Le château Reigniac, victime du manque d'humour de Bordeaux

REIGNAC PREMIER GRAND CRU CLASSE "Si c'était vrai, peu se l'offrirait"

 

L’idée de cette publicité dans le Figaro est venue à Yves Vatelot en s’inspirant d’une réclame« Xavier Niel rachète Air France. Si c’était vrai, France Info vous l’aurait dit ». Assumant la provocation, Yves Vatelot souligne que dès les premières réserves des crus classés, il a modifié la publicité prévue pour les deux numéros suivants.

 

Guerre des classes.
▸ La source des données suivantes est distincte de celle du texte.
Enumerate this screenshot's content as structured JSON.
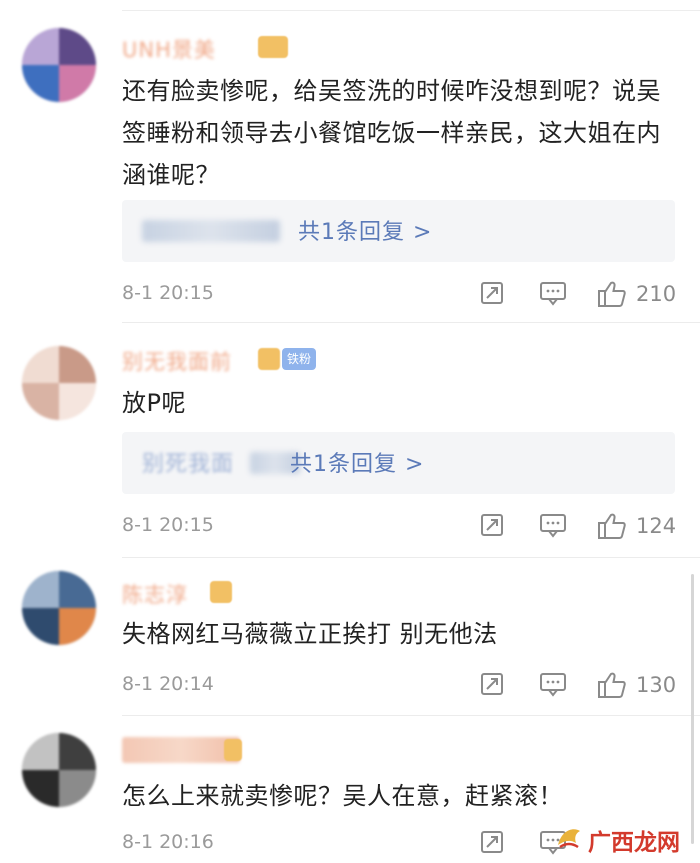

Condamnée en première instance, la propriété en Bordeaux supérieur défend son droit à se comparer aux grands terroirs. Tandis que les grands crus bordelais condamnent un détournement de leurs mentions protégées. Délibéré le 5 juillet.

 Condamné en juin 2017 à des amendes conséquentes* par le tribunal correctionnel, pour tromperie du consommateur et publicité comparative illicite en revendiquant les qualités d’un grand cru classé, l’ancien industriel a fait appel et plaide la relaxe sur le motif qu’il n’utilise que des avis sur la qualité de ses vins et son sens de l’humour.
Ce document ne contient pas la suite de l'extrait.